Système d'immatriculation des véhicules

Christian Cambon a attiré l’attention du secrétaire d’État chargé des transports, sur l’exclusion non fondée des centres agréés de contrôle technique à effectuer, dans le cadre du système d’immatriculation des véhicules (SIV), la saisie des données nécessaires à l’établissement des certificats d’immatriculation.

La convention d’habilitation individuelle « professionnel de l’automobile » ne s’applique pas aux centres de contrôle technique. Malgré l’accord reçu du ministère de l’intérieur, de la délégation interministérielle à la sécurité routière et de l’agence nationale pour les titres sécurisés (ANTS), les interpellations répétées des professionnels du contrôle technique auprès de leur ministère de tutelle restent vaines, au motif que « les fonctions de contrôleur ainsi que celles exercées dans un réseau de contrôle technique sont exclusives de toute autre activité exercée dans le commerce ou la réparation automobile ». Pourtant, l’intégration des centres agréés de contrôle technique au SIV ne constitue en rien une entrave à la séparation des activités de contrôle technique de celles du commerce et de la réparation automobile, du fait de l’objet (demande de document administratif) et de l’objectif (suppléer les préfectures) de ce service.

La télé-immatriculation est une simple saisie de données et n’a donc rien à voir avec la vente d’un bien automobile ou la réalisation d’une réparation. Intégrer les centres agréés de contrôle technique au SIV permettrait de désengorger les préfectures en ajoutant potentiellement 6300 guichets à la disposition des automobilistes. Cela faciliterait les démarches des particuliers, qui doivent réaliser un contrôle technique pour la vente des véhicules de plus de quatre ans. En réduisant les délais et en allégeant la procédure, l’intégration des centres de contrôle technique au SIV permettrait également de lutter contre le phénomène de fraudes à la carte grise.

C’est pourquoi il a souhaité savoir si le Gouvernement entend réévaluer ses critères afin de les intégrer dans la liste des professionnels faisant partie du SIV.

Le secrétaire d’État chargé des transports  a précisé que l’intégration des centres de contrôle technique dans le système d’immatriculation des véhicules (SIV) doit être examinée au regard de la séparation prévue par les textes entre les activités de réparation et de commerce automobile et les activités de contrôle technique périodique mais également des conflits d’intérêts qui pourraient être générés par l’acceptation de cette activité.

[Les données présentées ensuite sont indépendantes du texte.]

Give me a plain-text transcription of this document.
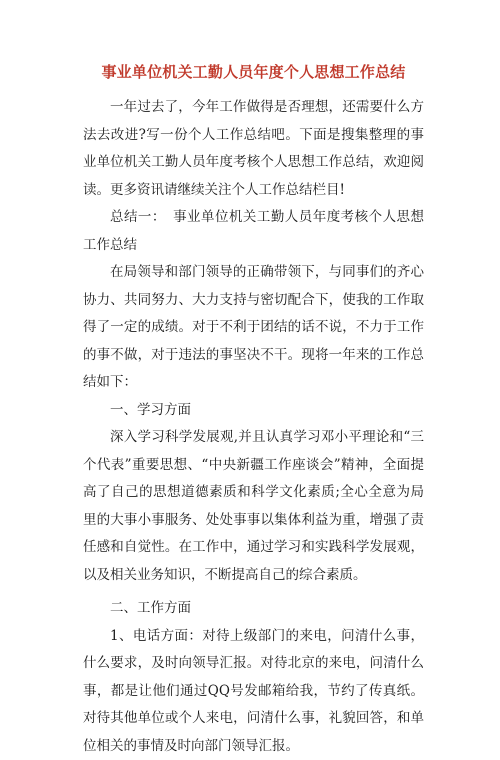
事业单位机关工勤人员年度个人思想工作总结

一年过去了，今年工作做得是否理想，还需要什么方法去改进?写一份个人工作总结吧。下面是搜集整理的事业单位机关工勤人员年度考核个人思想工作总结，欢迎阅读。更多资讯请继续关注个人工作总结栏目!

总结一：　事业单位机关工勤人员年度考核个人思想工作总结

在局领导和部门领导的正确带领下，与同事们的齐心协力、共同努力、大力支持与密切配合下，使我的工作取得了一定的成绩。对于不利于团结的话不说，不力于工作的事不做，对于违法的事坚决不干。现将一年来的工作总结如下：

一、学习方面

深入学习科学发展观,并且认真学习邓小平理论和“三个代表”重要思想、“中央新疆工作座谈会”精神，全面提高了自己的思想道德素质和科学文化素质;全心全意为局里的大事小事服务、处处事事以集体利益为重，增强了责任感和自觉性。在工作中，通过学习和实践科学发展观，以及相关业务知识，不断提高自己的综合素质。

二、工作方面

1、电话方面：对待上级部门的来电，问清什么事，什么要求，及时向领导汇报。对待北京的来电，问清什么事，都是让他们通过QQ号发邮箱给我，节约了传真纸。对待其他单位或个人来电，问清什么事，礼貌回答，和单位相关的事情及时向部门领导汇报。
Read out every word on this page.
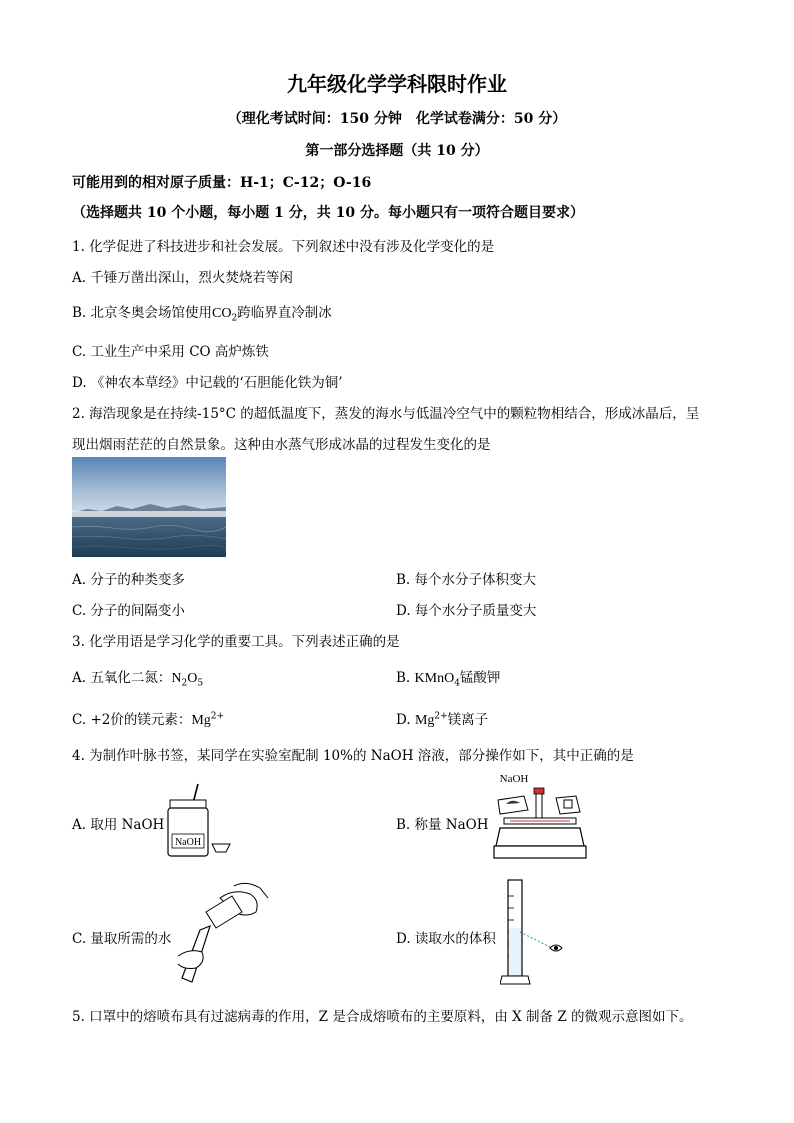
九年级化学学科限时作业
（理化考试时间：150 分钟　化学试卷满分：50 分）
第一部分选择题（共 10 分）
可能用到的相对原子质量：H-1；C-12；O-16
（选择题共 10 个小题，每小题 1 分，共 10 分。每小题只有一项符合题目要求）
1. 化学促进了科技进步和社会发展。下列叙述中没有涉及化学变化的是
A. 千锤万凿出深山，烈火焚烧若等闲
B. 北京冬奥会场馆使用$CO_2$跨临界直冷制冰
C. 工业生产中采用 CO 高炉炼铁
D. 《神农本草经》中记载的‘石胆能化铁为铜’
2. 海浩现象是在持续-15°C 的超低温度下，蒸发的海水与低温冷空气中的颗粒物相结合，形成冰晶后，呈
现出烟雨茫茫的自然景象。这种由水蒸气形成冰晶的过程发生变化的是
A. 分子的种类变多	B. 每个水分子体积变大
C. 分子的间隔变小	D. 每个水分子质量变大
3. 化学用语是学习化学的重要工具。下列表述正确的是
A. 五氧化二氮：$N_2O_5$	B. KMnO$_4$锰酸钾
C. +2价的镁元素：$Mg^{2+}$	D. $Mg^{2+}$镁离子
4. 为制作叶脉书签，某同学在实验室配制 10%的 NaOH 溶液，部分操作如下，其中正确的是
A. 取用 NaOH
NaOH
B. 称量 NaOH
NaOH
C. 量取所需的水	D. 读取水的体积
5. 口罩中的熔喷布具有过滤病毒的作用，Z 是合成熔喷布的主要原料，由 X 制备 Z 的微观示意图如下。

Les démarches tendant à l’établissement du certificat d’immatriculation (CI) sont prévues aux articles R. 322-1 et suivants du code de la route. En application des dispositifs de l’article R. 322-1 de ce code, « I. – Tout propriétaire d’un véhicule à moteur, d’une remorque dont le poids total autorisé en charge est supérieur à 500 kilogrammes ou d’une semi-remorque et qui souhaite le mettre en circulation pour la première fois doit faire une demande de certificat d’immatriculation en justifiant de son identité et de son domicile. Cette demande de certificat d’immatriculation est adressée au ministre de l’intérieur soit par l’intermédiaire du préfet d’un département choisi par le propriétaire du véhicule, soit par l’intermédiaire d’un professionnel de l’automobile habilité par le ministre de l’intérieur ». Depuis l’entrée en vigueur en 2009 du SIV, les professionnels de l’automobile habilités sont autorisés à effectuer la démarche de délivrance de certificat d’immatriculation.

À ce jour, les garagistes, les professionnels du commerce de l’automobile, les loueurs, les démolisseurs et broyeurs, les experts, les assureurs, les sociétés de crédit et les huissiers peuvent déposer une demande d’habilitation au SIV, soit un nombre très important de professionnels déjà en mesure d’être habilités. Si le désengorgement des préfectures est souhaité il pourrait être imposé aux professionnels de l’automobile habilités, via les conventions signées, d’accepter de réaliser toutes les démarches d’immatriculation demandées, qu’ils aient ou non procédé à un acte lié au véhicule. S’agissant du contrôle technique, l’article L. 323-1 du code de la route dispose que : « …Les fonctions de contrôleur ainsi que les autres fonctions exercées dans ces réseaux sont exclusives de toute autre activité exercée dans la réparation ou le commerce automobile… ».

Aussi, le Gouvernement n’entend pas ré-évaluer ses critères pour intégrer les centres de contrôle technique dans la liste des professionnels faisant partie du SIV.